Ich dachte das nie. Es war mir nie egal, was sie denken, was sie sagen, wie sie mich und das, was ich tue, wahrnehmen. Man kann das nicht einfach abstellen. Ich nahm’s persönlich, ich nehm’s auch heute noch persönlich. Manchmal heule ich. Man sagte mir immer wieder, das sei schlecht. Eine Mimose sei ich. Eine «Pussy».

Im Gegenteil: Ich glaube, dass es mich dahin gebracht hat, wo ich heute bin. Und ich mag diesen Ort.  

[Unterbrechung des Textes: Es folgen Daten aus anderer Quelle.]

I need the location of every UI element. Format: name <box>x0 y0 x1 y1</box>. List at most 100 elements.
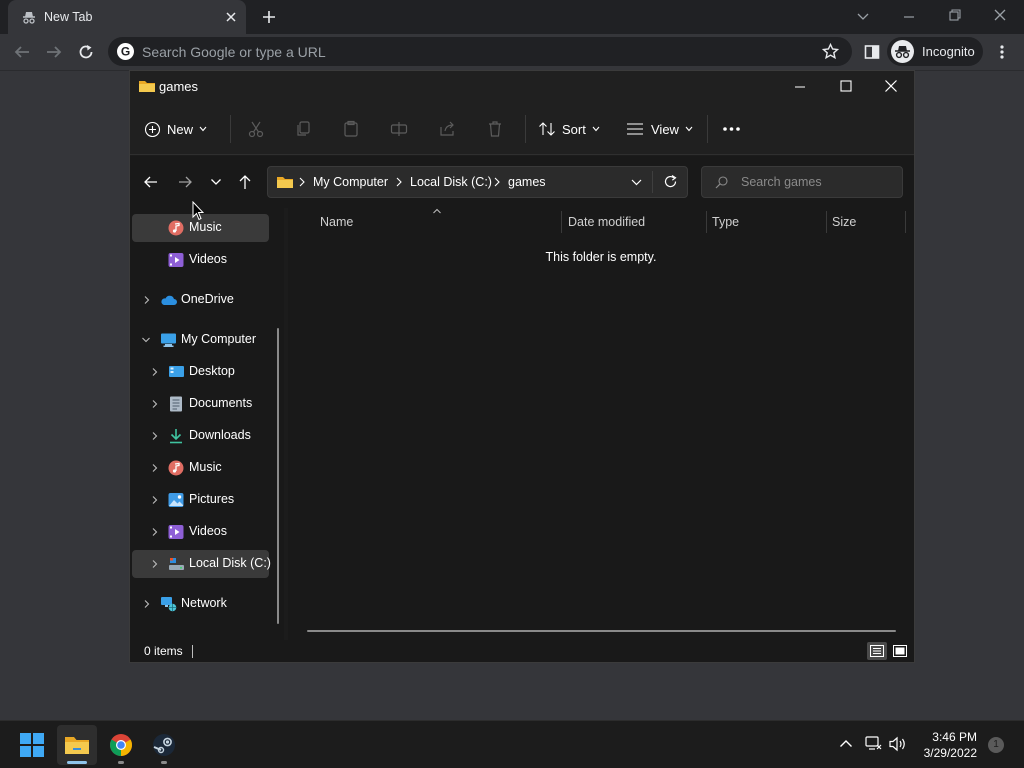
empty-folder-message: This folder is empty. <box>545 250 657 264</box>
explorer-close-icon[interactable] <box>884 79 898 93</box>
sidebar-item-label: Downloads <box>189 428 251 442</box>
column-header-type[interactable]: Type <box>712 208 739 236</box>
window-minimize-icon[interactable] <box>902 10 916 24</box>
chevron-right-icon[interactable] <box>150 559 160 569</box>
desktop-icon <box>168 364 184 380</box>
chevron-down-icon[interactable] <box>141 335 151 345</box>
reload-icon[interactable] <box>77 43 95 61</box>
sidebar-item-network[interactable]: Network <box>132 590 269 618</box>
steam-icon <box>152 733 176 757</box>
show-hidden-icons-chevron-icon[interactable] <box>839 739 853 748</box>
folder-icon <box>138 78 156 94</box>
sidebar-item-music[interactable]: Music <box>132 454 269 482</box>
chevron-right-icon[interactable] <box>142 599 152 609</box>
sidebar-item-my-computer[interactable]: My Computer <box>132 326 269 354</box>
back-arrow-icon[interactable] <box>13 44 31 60</box>
tiles-view-icon[interactable] <box>891 642 909 660</box>
sidebar-item-label: Videos <box>189 252 227 266</box>
incognito-profile-button[interactable]: Incognito <box>887 37 983 66</box>
up-level-icon[interactable] <box>231 168 259 196</box>
horizontal-scrollbar[interactable] <box>307 630 896 632</box>
explorer-minimize-icon[interactable] <box>793 80 807 94</box>
column-header-label: Type <box>712 215 740 229</box>
refresh-icon[interactable] <box>663 174 678 189</box>
new-button[interactable]: New <box>144 111 207 147</box>
svg-text:G: G <box>121 45 130 59</box>
tab-close-icon[interactable] <box>224 10 238 24</box>
breadcrumb-my-computer[interactable]: My Computer <box>313 175 388 189</box>
search-box[interactable]: Search games <box>701 166 903 198</box>
browser-tab[interactable]: New Tab <box>8 0 246 34</box>
chevron-right-icon[interactable] <box>150 399 160 409</box>
omnibox-placeholder: Search Google or type a URL <box>142 44 326 60</box>
sort-button[interactable]: Sort <box>538 111 600 147</box>
window-close-icon[interactable] <box>993 8 1007 22</box>
taskbar-steam[interactable] <box>144 725 184 765</box>
status-bar: 0 items <box>130 640 914 662</box>
paste-icon[interactable] <box>342 120 360 138</box>
sidebar-item-pictures[interactable]: Pictures <box>132 486 269 514</box>
new-tab-icon[interactable] <box>261 9 277 25</box>
sidebar-item-videos-quick[interactable]: Videos <box>132 246 269 274</box>
computer-icon <box>160 332 176 348</box>
breadcrumb-games[interactable]: games <box>508 175 546 189</box>
tab-search-chevron-icon[interactable] <box>856 10 870 22</box>
cut-icon[interactable] <box>247 120 265 138</box>
sidebar-item-onedrive[interactable]: OneDrive <box>132 286 269 314</box>
breadcrumb-local-disk[interactable]: Local Disk (C:) <box>410 175 492 189</box>
omnibox[interactable]: G Search Google or type a URL <box>108 37 852 66</box>
more-options-icon[interactable] <box>722 126 741 132</box>
sidebar-scrollbar[interactable] <box>277 328 279 624</box>
side-panel-icon[interactable] <box>864 44 880 60</box>
sort-button-label: Sort <box>562 121 586 137</box>
chevron-right-icon[interactable] <box>150 367 160 377</box>
share-icon[interactable] <box>438 120 456 138</box>
documents-icon <box>168 396 184 412</box>
sidebar-item-label: Local Disk (C:) <box>189 556 271 570</box>
explorer-back-icon[interactable] <box>137 168 165 196</box>
window-restore-icon[interactable] <box>948 8 962 22</box>
view-button[interactable]: View <box>626 111 693 147</box>
rename-icon[interactable] <box>390 120 408 138</box>
sidebar-item-local-disk[interactable]: Local Disk (C:) <box>132 550 271 578</box>
browser-toolbar: G Search Google or type a URL Incognito <box>0 34 1024 71</box>
copy-icon[interactable] <box>295 120 313 138</box>
taskbar-chrome[interactable] <box>101 725 141 765</box>
taskbar-file-explorer[interactable] <box>57 725 97 765</box>
address-history-chevron-icon[interactable] <box>631 179 642 186</box>
recent-locations-chevron-icon[interactable] <box>202 168 230 196</box>
music-icon <box>168 220 184 236</box>
breadcrumb-separator-icon <box>396 177 402 187</box>
explorer-maximize-icon[interactable] <box>839 79 853 93</box>
start-button[interactable] <box>12 725 52 765</box>
chevron-right-icon[interactable] <box>150 495 160 505</box>
sidebar-item-desktop[interactable]: Desktop <box>132 358 269 386</box>
forward-arrow-icon[interactable] <box>45 44 63 60</box>
clock-time[interactable]: 3:46 PM <box>931 730 977 744</box>
column-header-date-modified[interactable]: Date modified <box>568 208 645 236</box>
network-status-icon[interactable] <box>865 736 882 752</box>
sidebar-item-videos[interactable]: Videos <box>132 518 269 546</box>
bookmark-star-icon[interactable] <box>822 43 839 60</box>
column-header-name[interactable]: Name <box>320 208 353 236</box>
view-button-label: View <box>651 121 679 137</box>
notification-badge[interactable]: 1 <box>988 737 1004 753</box>
details-view-icon[interactable] <box>867 642 887 660</box>
chevron-right-icon[interactable] <box>150 431 160 441</box>
clock-date[interactable]: 3/29/2022 <box>918 746 977 760</box>
chevron-right-icon[interactable] <box>142 295 152 305</box>
sidebar-item-label: Music <box>189 460 222 474</box>
sidebar-item-documents[interactable]: Documents <box>132 390 269 418</box>
chevron-right-icon[interactable] <box>150 463 160 473</box>
view-lines-icon <box>626 122 644 136</box>
sidebar-item-downloads[interactable]: Downloads <box>132 422 269 450</box>
volume-icon[interactable] <box>889 736 907 752</box>
delete-icon[interactable] <box>486 120 504 138</box>
chrome-menu-icon[interactable] <box>998 44 1006 60</box>
address-bar[interactable]: My Computer Local Disk (C:) games <box>267 166 688 198</box>
chevron-right-icon[interactable] <box>150 527 160 537</box>
sidebar-item-label: My Computer <box>181 332 257 346</box>
explorer-forward-icon[interactable] <box>171 168 199 196</box>
column-header-size[interactable]: Size <box>832 208 856 236</box>
status-divider <box>192 645 193 658</box>
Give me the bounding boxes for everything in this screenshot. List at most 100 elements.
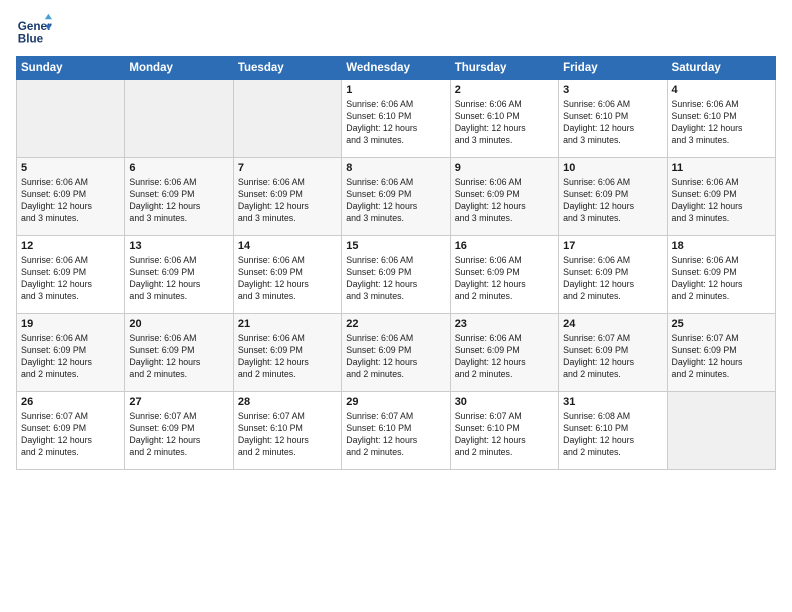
calendar-cell: 16 Sunrise: 6:06 AM Sunset: 6:09 PM Dayli… xyxy=(450,236,558,314)
weekday-header-saturday: Saturday xyxy=(667,57,775,80)
day-number: 19 xyxy=(21,318,120,330)
day-number: 14 xyxy=(238,240,337,252)
calendar-cell: 14 Sunrise: 6:06 AM Sunset: 6:09 PM Dayli… xyxy=(233,236,341,314)
day-number: 22 xyxy=(346,318,445,330)
calendar-cell: 19Sunrise: 6:06 AM Sunset: 6:09 PM Dayli… xyxy=(17,314,125,392)
day-number: 30 xyxy=(455,396,554,408)
logo-icon: General Blue xyxy=(16,12,52,48)
calendar-cell: 31Sunrise: 6:08 AM Sunset: 6:10 PM Dayli… xyxy=(559,392,667,470)
day-number: 24 xyxy=(563,318,662,330)
day-number: 8 xyxy=(346,162,445,174)
day-info: Sunrise: 6:06 AM Sunset: 6:10 PM Dayligh… xyxy=(672,98,771,147)
day-info: Sunrise: 6:07 AM Sunset: 6:10 PM Dayligh… xyxy=(346,410,445,459)
day-info: Sunrise: 6:06 AM Sunset: 6:09 PM Dayligh… xyxy=(21,254,120,303)
day-number: 28 xyxy=(238,396,337,408)
day-info: Sunrise: 6:06 AM Sunset: 6:09 PM Dayligh… xyxy=(346,332,445,381)
calendar-cell: 13 Sunrise: 6:06 AM Sunset: 6:09 PM Dayli… xyxy=(125,236,233,314)
weekday-header-thursday: Thursday xyxy=(450,57,558,80)
calendar-cell: 9 Sunrise: 6:06 AM Sunset: 6:09 PM Daylig… xyxy=(450,158,558,236)
header: General Blue xyxy=(16,12,776,48)
day-info: Sunrise: 6:07 AM Sunset: 6:10 PM Dayligh… xyxy=(455,410,554,459)
weekday-header-tuesday: Tuesday xyxy=(233,57,341,80)
day-number: 18 xyxy=(672,240,771,252)
week-row-3: 12Sunrise: 6:06 AM Sunset: 6:09 PM Dayli… xyxy=(17,236,776,314)
calendar-cell: 21 Sunrise: 6:06 AM Sunset: 6:09 PM Dayli… xyxy=(233,314,341,392)
calendar-cell: 26 Sunrise: 6:07 AM Sunset: 6:09 PM Dayli… xyxy=(17,392,125,470)
day-number: 15 xyxy=(346,240,445,252)
day-info: Sunrise: 6:07 AM Sunset: 6:09 PM Dayligh… xyxy=(129,410,228,459)
day-info: Sunrise: 6:08 AM Sunset: 6:10 PM Dayligh… xyxy=(563,410,662,459)
weekday-header-sunday: Sunday xyxy=(17,57,125,80)
calendar-cell: 29 Sunrise: 6:07 AM Sunset: 6:10 PM Dayli… xyxy=(342,392,450,470)
logo: General Blue xyxy=(16,12,58,48)
calendar-cell: 25 Sunrise: 6:07 AM Sunset: 6:09 PM Dayli… xyxy=(667,314,775,392)
calendar-cell: 6 Sunrise: 6:06 AM Sunset: 6:09 PM Daylig… xyxy=(125,158,233,236)
day-info: Sunrise: 6:06 AM Sunset: 6:09 PM Dayligh… xyxy=(238,332,337,381)
day-number: 25 xyxy=(672,318,771,330)
week-row-5: 26 Sunrise: 6:07 AM Sunset: 6:09 PM Dayli… xyxy=(17,392,776,470)
weekday-header-monday: Monday xyxy=(125,57,233,80)
day-number: 17 xyxy=(563,240,662,252)
day-number: 11 xyxy=(672,162,771,174)
calendar-table: SundayMondayTuesdayWednesdayThursdayFrid… xyxy=(16,56,776,470)
day-info: Sunrise: 6:06 AM Sunset: 6:09 PM Dayligh… xyxy=(346,176,445,225)
page-container: General Blue SundayMondayTuesdayWednesda… xyxy=(0,0,792,478)
day-info: Sunrise: 6:06 AM Sunset: 6:09 PM Dayligh… xyxy=(672,254,771,303)
day-info: Sunrise: 6:06 AM Sunset: 6:10 PM Dayligh… xyxy=(455,98,554,147)
day-number: 26 xyxy=(21,396,120,408)
calendar-cell: 24 Sunrise: 6:07 AM Sunset: 6:09 PM Dayli… xyxy=(559,314,667,392)
day-info: Sunrise: 6:06 AM Sunset: 6:09 PM Dayligh… xyxy=(129,332,228,381)
calendar-cell xyxy=(17,80,125,158)
day-number: 9 xyxy=(455,162,554,174)
calendar-cell: 22 Sunrise: 6:06 AM Sunset: 6:09 PM Dayli… xyxy=(342,314,450,392)
day-info: Sunrise: 6:06 AM Sunset: 6:09 PM Dayligh… xyxy=(455,176,554,225)
weekday-header-wednesday: Wednesday xyxy=(342,57,450,80)
day-info: Sunrise: 6:07 AM Sunset: 6:09 PM Dayligh… xyxy=(563,332,662,381)
day-info: Sunrise: 6:06 AM Sunset: 6:09 PM Dayligh… xyxy=(455,332,554,381)
week-row-2: 5Sunrise: 6:06 AM Sunset: 6:09 PM Daylig… xyxy=(17,158,776,236)
day-info: Sunrise: 6:06 AM Sunset: 6:09 PM Dayligh… xyxy=(129,254,228,303)
calendar-cell: 27Sunrise: 6:07 AM Sunset: 6:09 PM Dayli… xyxy=(125,392,233,470)
svg-text:Blue: Blue xyxy=(18,33,44,46)
day-info: Sunrise: 6:06 AM Sunset: 6:09 PM Dayligh… xyxy=(563,176,662,225)
day-info: Sunrise: 6:07 AM Sunset: 6:09 PM Dayligh… xyxy=(672,332,771,381)
day-info: Sunrise: 6:06 AM Sunset: 6:09 PM Dayligh… xyxy=(238,254,337,303)
day-number: 21 xyxy=(238,318,337,330)
calendar-cell: 2Sunrise: 6:06 AM Sunset: 6:10 PM Daylig… xyxy=(450,80,558,158)
day-info: Sunrise: 6:06 AM Sunset: 6:09 PM Dayligh… xyxy=(455,254,554,303)
day-number: 10 xyxy=(563,162,662,174)
calendar-cell: 1 Sunrise: 6:06 AM Sunset: 6:10 PM Daylig… xyxy=(342,80,450,158)
day-info: Sunrise: 6:06 AM Sunset: 6:10 PM Dayligh… xyxy=(346,98,445,147)
calendar-cell: 15 Sunrise: 6:06 AM Sunset: 6:09 PM Dayli… xyxy=(342,236,450,314)
day-number: 29 xyxy=(346,396,445,408)
calendar-cell xyxy=(233,80,341,158)
calendar-cell: 28 Sunrise: 6:07 AM Sunset: 6:10 PM Dayli… xyxy=(233,392,341,470)
day-info: Sunrise: 6:06 AM Sunset: 6:09 PM Dayligh… xyxy=(346,254,445,303)
calendar-cell: 23 Sunrise: 6:06 AM Sunset: 6:09 PM Dayli… xyxy=(450,314,558,392)
day-info: Sunrise: 6:06 AM Sunset: 6:10 PM Dayligh… xyxy=(563,98,662,147)
calendar-cell: 8 Sunrise: 6:06 AM Sunset: 6:09 PM Daylig… xyxy=(342,158,450,236)
calendar-cell: 5Sunrise: 6:06 AM Sunset: 6:09 PM Daylig… xyxy=(17,158,125,236)
calendar-cell xyxy=(125,80,233,158)
calendar-cell: 30 Sunrise: 6:07 AM Sunset: 6:10 PM Dayli… xyxy=(450,392,558,470)
day-number: 1 xyxy=(346,84,445,96)
day-info: Sunrise: 6:06 AM Sunset: 6:09 PM Dayligh… xyxy=(672,176,771,225)
day-info: Sunrise: 6:06 AM Sunset: 6:09 PM Dayligh… xyxy=(238,176,337,225)
calendar-cell: 18 Sunrise: 6:06 AM Sunset: 6:09 PM Dayli… xyxy=(667,236,775,314)
calendar-cell: 17Sunrise: 6:06 AM Sunset: 6:09 PM Dayli… xyxy=(559,236,667,314)
day-number: 13 xyxy=(129,240,228,252)
day-number: 6 xyxy=(129,162,228,174)
calendar-cell: 7 Sunrise: 6:06 AM Sunset: 6:09 PM Daylig… xyxy=(233,158,341,236)
day-number: 7 xyxy=(238,162,337,174)
calendar-cell: 4 Sunrise: 6:06 AM Sunset: 6:10 PM Daylig… xyxy=(667,80,775,158)
day-number: 3 xyxy=(563,84,662,96)
day-number: 16 xyxy=(455,240,554,252)
day-info: Sunrise: 6:06 AM Sunset: 6:09 PM Dayligh… xyxy=(21,176,120,225)
day-info: Sunrise: 6:07 AM Sunset: 6:10 PM Dayligh… xyxy=(238,410,337,459)
day-info: Sunrise: 6:07 AM Sunset: 6:09 PM Dayligh… xyxy=(21,410,120,459)
day-number: 4 xyxy=(672,84,771,96)
day-info: Sunrise: 6:06 AM Sunset: 6:09 PM Dayligh… xyxy=(129,176,228,225)
calendar-cell: 11 Sunrise: 6:06 AM Sunset: 6:09 PM Dayli… xyxy=(667,158,775,236)
week-row-1: 1 Sunrise: 6:06 AM Sunset: 6:10 PM Daylig… xyxy=(17,80,776,158)
day-number: 23 xyxy=(455,318,554,330)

(Ausserdem, mal unter uns: Wenn es eine Stelle an unserem Körper gibt, die Iron Man-mässige Wunder vollbringen kann, dann ist das ja wohl unsere «Pussy», also sucht euch mal einen anderen Ausdruck, wenn ihr jemanden als Schwächling bezeichnen wollt, aber nicht einen Körperteil, der etwas von der Grösse einer Melone aus einem Loch zu quetschen vermag, das so gross ist wie ein Erdnüssli. «Du Blinddarm» wäre nur einer von vielen Vorschlägen.)  

So.  

Verletzlich zu sein, sucht man sich nicht aus. Und es ist nicht en vogue. Wenn man sich ob der Grobheit anderer erschrickt, ist man Teil der «Empörungskultur».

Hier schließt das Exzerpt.